Today, I thought I would try something a tad different. Searching the vast reaches of the internet (i.e. what my US broadband servers will let me see) brought me to a nifty website. http://writingexercises.co.uk/index.php for any that are interested. The site has a multitude of prompts, and I was searching for one that would inspire me today. Silly me, limiting myself to one. After I wrote using the first prompt, I had one of those ‘Ah-hah’ moments, and realized that several of the other prompts I’d generated and dismissed were viable options. Silly, silly, girl. Which gives us today’s four prompt entry. Enjoy!
May 11, 2015
First line of dialogue prompt:
“Why did you scream like that?” He stood at the top of the basement steps, staring down with alarm.
“Giant cricket. One of those gross, spotted ones with the three foot legs.”
“My God. Really?”
“Yeah, I’m not coming up until you kill it.”
“Just step on it. You’re wearing shoes.”
“Nope.” She shook her head. “It will eat me.”
Title of a story prompt:
The Hissing City
Callie hugged her arms to her chest, wishing her jacket were thicker. She hated leaving the diner this late. Hated waiting for the steam train at the empty platform. She could remember a time before the steam. Before the sun started flaring. Before the raging storms came. The overabundance of water had been bad for many places; places near the coasts or not too far inland. But for those still living in cities, existing in the middle of the terra, the water was as good as gold. Steam powered everything here, and the sounds still startled her, even after three years.
Random plot generator prompt: The story begins in a church crypt. Someone is accused of theft. It’s a story about family ties. Your character investigates with the help of a good friend.

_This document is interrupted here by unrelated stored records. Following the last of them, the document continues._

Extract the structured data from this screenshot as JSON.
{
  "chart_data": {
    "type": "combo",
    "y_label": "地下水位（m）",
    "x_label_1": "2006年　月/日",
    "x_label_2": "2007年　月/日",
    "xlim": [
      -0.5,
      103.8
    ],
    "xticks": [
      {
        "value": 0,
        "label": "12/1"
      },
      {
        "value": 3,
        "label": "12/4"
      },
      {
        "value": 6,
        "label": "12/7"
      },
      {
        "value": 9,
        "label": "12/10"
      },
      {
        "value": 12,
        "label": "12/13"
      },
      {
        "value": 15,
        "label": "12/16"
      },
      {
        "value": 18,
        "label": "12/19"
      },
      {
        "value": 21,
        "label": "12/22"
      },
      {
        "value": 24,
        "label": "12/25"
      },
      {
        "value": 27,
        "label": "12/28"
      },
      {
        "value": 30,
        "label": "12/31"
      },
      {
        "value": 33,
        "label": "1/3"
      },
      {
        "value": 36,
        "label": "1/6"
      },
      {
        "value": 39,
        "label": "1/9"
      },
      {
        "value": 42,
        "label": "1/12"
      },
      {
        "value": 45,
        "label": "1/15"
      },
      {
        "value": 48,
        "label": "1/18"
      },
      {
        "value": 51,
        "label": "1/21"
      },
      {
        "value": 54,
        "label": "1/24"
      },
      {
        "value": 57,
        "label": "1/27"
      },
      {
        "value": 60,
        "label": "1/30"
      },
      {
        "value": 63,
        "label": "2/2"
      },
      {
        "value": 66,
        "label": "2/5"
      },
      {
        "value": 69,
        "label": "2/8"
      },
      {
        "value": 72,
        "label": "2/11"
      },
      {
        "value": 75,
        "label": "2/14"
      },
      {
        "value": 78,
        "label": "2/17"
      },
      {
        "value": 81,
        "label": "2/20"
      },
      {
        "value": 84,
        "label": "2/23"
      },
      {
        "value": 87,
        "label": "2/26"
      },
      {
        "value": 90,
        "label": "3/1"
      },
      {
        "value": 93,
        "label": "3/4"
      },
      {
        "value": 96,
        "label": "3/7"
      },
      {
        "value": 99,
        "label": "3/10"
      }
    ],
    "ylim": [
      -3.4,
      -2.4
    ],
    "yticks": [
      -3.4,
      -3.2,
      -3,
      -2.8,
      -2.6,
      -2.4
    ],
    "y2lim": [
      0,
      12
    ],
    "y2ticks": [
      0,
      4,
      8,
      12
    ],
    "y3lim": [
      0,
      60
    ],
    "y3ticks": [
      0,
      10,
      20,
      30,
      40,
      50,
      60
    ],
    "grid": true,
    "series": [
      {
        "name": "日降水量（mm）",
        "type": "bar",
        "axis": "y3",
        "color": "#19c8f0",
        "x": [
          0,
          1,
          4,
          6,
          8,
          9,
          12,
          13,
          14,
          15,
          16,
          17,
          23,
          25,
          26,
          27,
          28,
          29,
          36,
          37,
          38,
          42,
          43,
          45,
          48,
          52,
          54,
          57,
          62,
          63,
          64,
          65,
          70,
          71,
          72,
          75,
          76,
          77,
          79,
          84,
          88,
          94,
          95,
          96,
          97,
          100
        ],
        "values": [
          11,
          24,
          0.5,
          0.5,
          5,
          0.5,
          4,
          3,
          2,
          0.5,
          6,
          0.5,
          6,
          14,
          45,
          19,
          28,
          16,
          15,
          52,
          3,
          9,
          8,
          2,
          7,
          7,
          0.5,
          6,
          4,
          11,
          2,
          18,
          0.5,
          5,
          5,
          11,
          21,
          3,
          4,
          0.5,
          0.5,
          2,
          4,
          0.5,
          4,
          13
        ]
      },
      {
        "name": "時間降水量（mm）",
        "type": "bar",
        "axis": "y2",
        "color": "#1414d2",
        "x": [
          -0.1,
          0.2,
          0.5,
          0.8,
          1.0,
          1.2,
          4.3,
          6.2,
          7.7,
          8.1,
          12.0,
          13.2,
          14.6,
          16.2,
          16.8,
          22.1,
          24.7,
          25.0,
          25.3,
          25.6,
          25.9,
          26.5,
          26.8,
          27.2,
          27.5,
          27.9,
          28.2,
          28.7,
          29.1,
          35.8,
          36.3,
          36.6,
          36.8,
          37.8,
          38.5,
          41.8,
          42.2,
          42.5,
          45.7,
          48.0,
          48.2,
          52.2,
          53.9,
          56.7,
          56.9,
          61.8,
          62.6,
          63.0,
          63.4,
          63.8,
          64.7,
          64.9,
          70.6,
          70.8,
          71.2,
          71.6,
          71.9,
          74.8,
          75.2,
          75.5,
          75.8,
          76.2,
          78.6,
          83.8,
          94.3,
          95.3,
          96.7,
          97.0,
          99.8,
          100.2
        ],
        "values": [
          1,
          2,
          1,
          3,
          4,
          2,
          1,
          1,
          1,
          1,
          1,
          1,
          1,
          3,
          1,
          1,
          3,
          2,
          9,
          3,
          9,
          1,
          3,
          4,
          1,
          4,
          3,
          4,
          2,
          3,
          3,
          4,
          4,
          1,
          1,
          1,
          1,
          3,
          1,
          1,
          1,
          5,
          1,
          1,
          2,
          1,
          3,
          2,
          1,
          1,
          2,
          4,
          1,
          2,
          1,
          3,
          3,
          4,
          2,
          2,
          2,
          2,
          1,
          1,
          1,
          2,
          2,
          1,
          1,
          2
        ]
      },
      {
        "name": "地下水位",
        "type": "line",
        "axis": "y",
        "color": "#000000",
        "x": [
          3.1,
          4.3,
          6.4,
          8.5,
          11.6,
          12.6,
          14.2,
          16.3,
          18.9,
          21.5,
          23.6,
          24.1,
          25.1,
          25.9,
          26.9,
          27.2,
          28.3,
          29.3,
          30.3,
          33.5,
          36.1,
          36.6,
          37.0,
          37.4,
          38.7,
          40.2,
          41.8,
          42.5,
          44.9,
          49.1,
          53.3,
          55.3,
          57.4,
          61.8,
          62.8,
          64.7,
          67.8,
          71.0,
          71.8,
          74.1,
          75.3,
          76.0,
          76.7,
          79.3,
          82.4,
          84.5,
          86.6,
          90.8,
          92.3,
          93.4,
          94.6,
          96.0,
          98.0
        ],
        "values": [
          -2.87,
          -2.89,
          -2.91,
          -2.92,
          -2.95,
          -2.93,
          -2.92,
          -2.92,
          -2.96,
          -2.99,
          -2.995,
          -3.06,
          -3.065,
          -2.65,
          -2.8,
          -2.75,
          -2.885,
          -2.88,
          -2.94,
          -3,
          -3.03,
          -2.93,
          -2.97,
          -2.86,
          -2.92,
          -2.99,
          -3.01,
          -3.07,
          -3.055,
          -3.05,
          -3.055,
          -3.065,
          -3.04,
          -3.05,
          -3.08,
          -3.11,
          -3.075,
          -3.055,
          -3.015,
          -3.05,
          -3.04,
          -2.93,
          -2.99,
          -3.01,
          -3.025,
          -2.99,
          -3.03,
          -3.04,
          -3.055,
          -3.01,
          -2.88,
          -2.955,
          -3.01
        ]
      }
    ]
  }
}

“Give me the lantern,” I said.
Brian handed it through the crack in the stone wall. I held it above my head. The ancient crypt lay undisturbed for three centuries until yesterday. Yesterday, the groundskeeper saw a figure darting from the entrance which is supposed to be locked. The woman found the chain and lock lying on the ground. She took it to the Friar, and he called me.
Brian tagged along for, as he called it, ‘funsies’. I don’t know why my oldest friend liked going on investigations with me, since he got out of the Private Investigator business six months after we started our own firm. It was a fairly lucrative way to make a living. Most jobs were husbands or wives hiring me to find out if their spouse was cheating. Those jobs paid the bills, and gave me a modestly comfortable life. Every once in a while, though, something juicy came along. Something like this.

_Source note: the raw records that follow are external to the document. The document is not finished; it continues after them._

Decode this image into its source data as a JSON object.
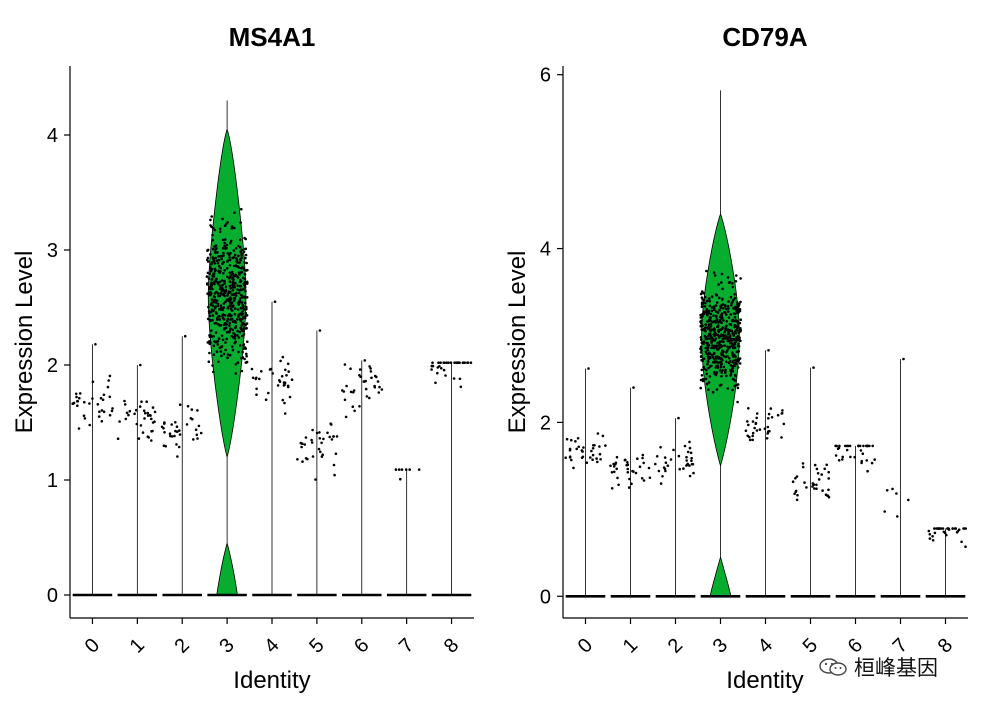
{
  "chart_data": [
    {
      "type": "violin",
      "title": "MS4A1",
      "xlabel": "Identity",
      "ylabel": "Expression Level",
      "categories": [
        "0",
        "1",
        "2",
        "3",
        "4",
        "5",
        "6",
        "7",
        "8"
      ],
      "ylim": [
        -0.2,
        4.6
      ],
      "yticks": [
        0,
        1,
        2,
        3,
        4
      ],
      "fill_color": "#07ad2f",
      "max_values": [
        2.18,
        2.0,
        2.25,
        4.3,
        2.55,
        2.3,
        2.04,
        1.09,
        2.02
      ],
      "nonzero_median": [
        1.68,
        1.55,
        1.45,
        2.6,
        1.85,
        1.3,
        1.8,
        1.09,
        2.02
      ]
    },
    {
      "type": "violin",
      "title": "CD79A",
      "xlabel": "Identity",
      "ylabel": "Expression Level",
      "categories": [
        "0",
        "1",
        "2",
        "3",
        "4",
        "5",
        "6",
        "7",
        "8"
      ],
      "ylim": [
        -0.25,
        6.1
      ],
      "yticks": [
        0,
        2,
        4,
        6
      ],
      "fill_color": "#07ad2f",
      "max_values": [
        2.62,
        2.4,
        2.05,
        5.82,
        2.83,
        2.63,
        1.73,
        2.73,
        0.78
      ],
      "nonzero_median": [
        1.7,
        1.45,
        1.55,
        3.0,
        2.0,
        1.3,
        1.7,
        1.1,
        0.78
      ]
    }
  ],
  "watermark": {
    "text": "桓峰基因",
    "icon": "wechat-icon"
  }
}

“Jackson, I can’t fit through this hole,” said Brain.
I turned around. His face was pressed against the stone. For once, being 5’8” and weighing 120 lbs gave me an advantage. Brian could not squeeze his over six foot broad frame through the crumbling structure. “It’s fine; wait there.”
“Dude, what if there’s someone in there? They could be waiting to kill you.”
I rolled my eyes. “Brian, we’re in a church crypt beneath an order of monks in a secret, walled up section. I doubt anyone knew about this.”
“Yeah, no one but us and the thief.”
“Okay, good point. Still, I’ll be fine. Just wait there.”
I started forward, ignoring his random humming that he always did to stave off boredom. There were two rows of tombs. Large stone rectangles, with heavy stone lids. Other than the set of footprints – woman’s size eight – nothing else seemed amiss. Until I reached the end of the row.
A section of the wall was busted behind the last tomb on my right. Crouching, I placed the lantern on the ground before reaching into the hole. A crowbar lay next to my knee, discarded by the thief. I could take it and dust for prints, but there would be no need. As my fingers closed over the petals of the white rose left for me, I knew exactly who to look for.
Random job/occupation prompt: School meals supervisor
Ugh, they can keep their fruit budget, thought Ms. Winkker. Growing bodies need meat. Lots and lots of meat.
She cackled a little at the thought of all these privately schooled Saturnian children living on stardust and bloom-sprout fruits.